Stonebraker and his team built H-Store, an academic prototype, and voltdb, a commercial product with the associated startup.
It hasn't taken the database world by storm.
Surprisingly, that isn't because it doesn't work as intended. From all reports it seems like it does, in fact, work pretty much as advertised and can fulfill its promises.
However, those promises came with tradeoffs, and it seems like those tradeoffs aren't ideal for most domains. First, though keeping the entire database in RAM at all times is feasible nowadays, it's probably not a good price/performance tradeoff for most domainst, for which most data is cold.
Second, although much higher peak performance is possible, machines are now so fast that the the highest possible peak performance is only necessary for very special domains.
Third, with machines now so fast and performance now usually adequate, performance focus has shifted from peak or even throughput to worst-case latencies. With only a single thread accessing the database, a single long query can stall the entire database and cause extremely bad tail-end latencies. So the fastest database using conventional measures of throughput and peak performance may actually require supreme care not to score worst in the performance metric people now care most about.

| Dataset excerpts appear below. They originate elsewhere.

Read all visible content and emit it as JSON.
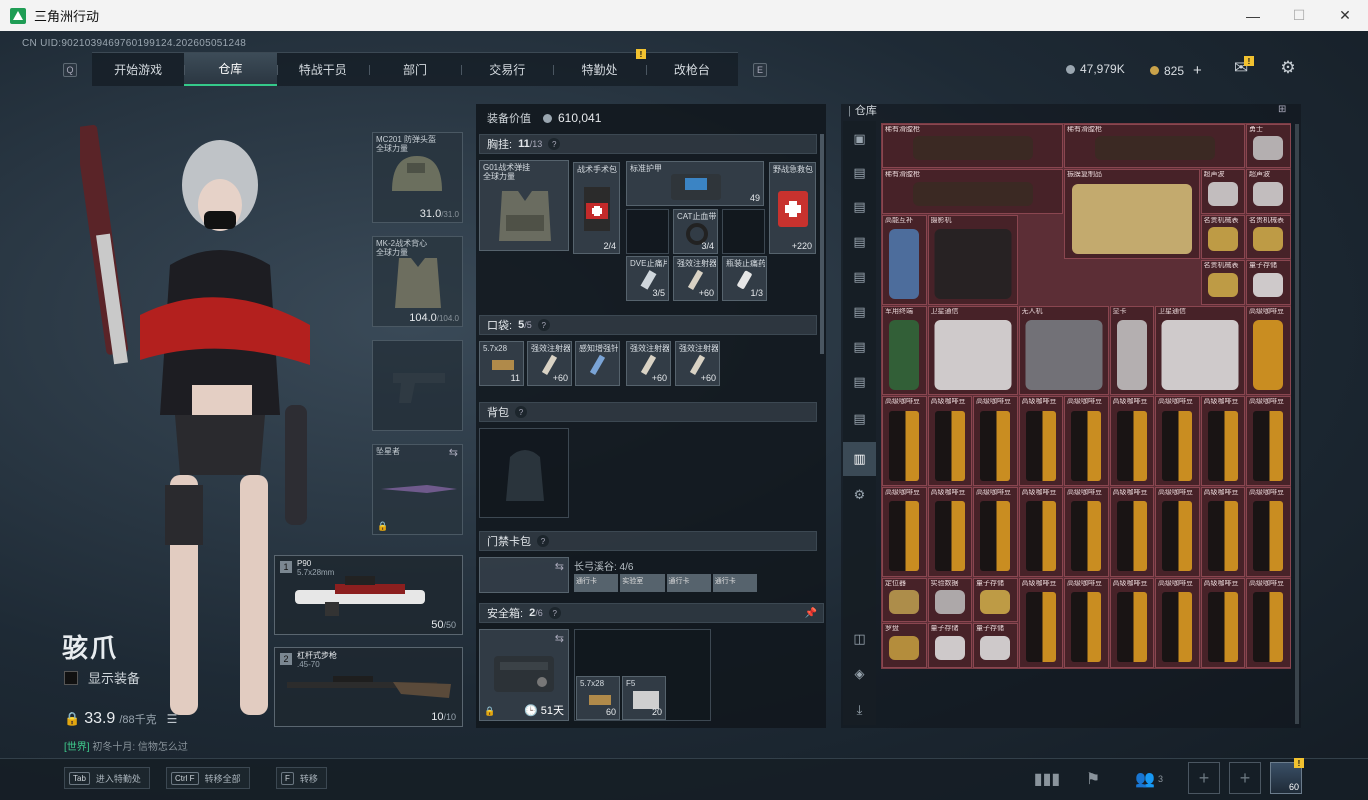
{
  "window": {
    "title": "三角洲行动",
    "minimize": "—",
    "maximize": "☐",
    "close": "✕"
  },
  "uid": "CN UID:9021039469760199124.202605051248",
  "nav": {
    "left_key": "Q",
    "right_key": "E",
    "tabs": [
      "开始游戏",
      "仓库",
      "特战干员",
      "部门",
      "交易行",
      "特勤处",
      "改枪台"
    ],
    "active": "仓库",
    "warn_tab": "特勤处"
  },
  "currency": {
    "silver": "47,979K",
    "gold": "825",
    "plus": "+"
  },
  "character": {
    "name": "骇爪",
    "show_equipment": "显示装备",
    "weight": "33.9",
    "weight_max": "/88千克",
    "chat_channel": "[世界]",
    "chat_text": "初冬十月: 信物怎么过"
  },
  "equipment": {
    "helmet": {
      "name": "MC201 防弹头盔",
      "sub": "全球力量",
      "dur": "31.0",
      "max": "/31.0"
    },
    "armor": {
      "name": "MK-2战术背心",
      "sub": "全球力量",
      "dur": "104.0",
      "max": "/104.0"
    },
    "melee": {
      "name": "坠星者"
    },
    "primary": {
      "slot": "1",
      "name": "P90",
      "caliber": "5.7x28mm",
      "ammo": "50",
      "ammo_max": "/50"
    },
    "secondary": {
      "slot": "2",
      "name": "杠杆式步枪",
      "caliber": ".45-70",
      "ammo": "10",
      "ammo_max": "/10"
    }
  },
  "middle": {
    "value_label": "装备价值",
    "value": "610,041",
    "chest": {
      "title": "胸挂:",
      "count": "11",
      "cap": "/13",
      "rig": "G01战术弹挂",
      "rig_sub": "全球力量",
      "items": [
        {
          "label": "战术手术包",
          "count": "2/4"
        },
        {
          "label": "标准护甲",
          "count": "49"
        },
        {
          "label": "野战急救包",
          "count": "+220"
        },
        {
          "label": "CAT止血带",
          "count": "3/4"
        },
        {
          "label": "DVE止痛片",
          "count": "3/5"
        },
        {
          "label": "强效注射器",
          "count": "+60"
        },
        {
          "label": "瓶装止痛药",
          "count": "1/3"
        }
      ]
    },
    "pocket": {
      "title": "口袋:",
      "count": "5",
      "cap": "/5",
      "items": [
        {
          "label": "5.7x28",
          "count": "11"
        },
        {
          "label": "强效注射器",
          "count": "+60"
        },
        {
          "label": "感知增强针",
          "count": ""
        },
        {
          "label": "强效注射器",
          "count": "+60"
        },
        {
          "label": "强效注射器",
          "count": "+60"
        }
      ]
    },
    "backpack": {
      "title": "背包"
    },
    "keycase": {
      "title": "门禁卡包",
      "location": "长弓溪谷: 4/6",
      "keys": [
        "通行卡",
        "实验室",
        "通行卡",
        "通行卡"
      ]
    },
    "safebox": {
      "title": "安全箱:",
      "count": "2",
      "cap": "/6",
      "timer": "51天",
      "items": [
        {
          "label": "5.7x28",
          "count": "60"
        },
        {
          "label": "F5",
          "count": "20"
        }
      ]
    }
  },
  "warehouse": {
    "title": "仓库",
    "items": [
      "稀有滑膛枪",
      "稀有滑膛枪",
      "勇士",
      "稀有滑膛枪",
      "振膜复制品",
      "超声波",
      "超声波",
      "高能互补",
      "摄影机",
      "名贵机械表",
      "名贵机械表",
      "名贵机械表",
      "量子存储",
      "军用终端",
      "卫星通信",
      "无人机",
      "显卡",
      "卫星通信",
      "高级咖啡豆",
      "高级咖啡豆",
      "定位器",
      "实验数据",
      "量子存储",
      "罗盘",
      "量子存储",
      "量子存储"
    ],
    "coffee": "高级咖啡豆"
  },
  "bottom": {
    "hints": [
      {
        "key": "Tab",
        "label": "进入特勤处"
      },
      {
        "key": "Ctrl F",
        "label": "转移全部"
      },
      {
        "key": "F",
        "label": "转移"
      }
    ],
    "squad_count": "3",
    "badge": "60"
  },
  "colors": {
    "accent": "#35c98a",
    "warehouse_bg": "#5c2e36",
    "warn": "#f2c230"
  }
}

Last not least, requiring a distributed setup, while fine for large installs, creates a high burden for entry-level setups, meaning there is no good on-ramp for this technology.
PostgreSQL
So it looks like the era of the conventionally architected OLTP database has not, in fact, ended. Of course, this shouldn't be of too much concern to Professor Stonebraker as the contender coming out on top is still his brainchild, just an earlier one. No, not Ingres the early public peer to IBM's System R, but its successor: PostgreSQL.
PostgreSQL is becoming, or has become, the dominant variant of these conventionally architected databases according to both industry sentiment and database rankings. Certainly among the engines not beholden to a major database vendor in one way or another.
At GitLab, we also use PostgreSQL with replication, having moved away from MySQL in 2019, partly because PostgreSQL actually had features that are important for us, partly because most of our customers were using it anyhow.
What about NoSQL?
Well, what about it? Although the NoSQL movement of the early 2000s did point to some shortcomings in the dominant databases, the technological prescriptions actually only made sense in very rare circumstances.
NoSQL isn't really a category, but more a feature of rich database engines like PostgreSQL.
With increasing compute power and fast storage, high volumes and transaction rates can be handled with traditional database engines, and non-traditional engines can serve relational models using SQL as the interface, see voltdb and Google's Spanner, built on top of Bigtable.
There are use-cases where a relational database is not needed and a key-value store is sufficient, or a JSON document store is called for, but for example JSON types in PostgreSQL handle most of these use cases just fine. Even for very specialised use-cases such as text or GIS, modern relational database engines provide direct support.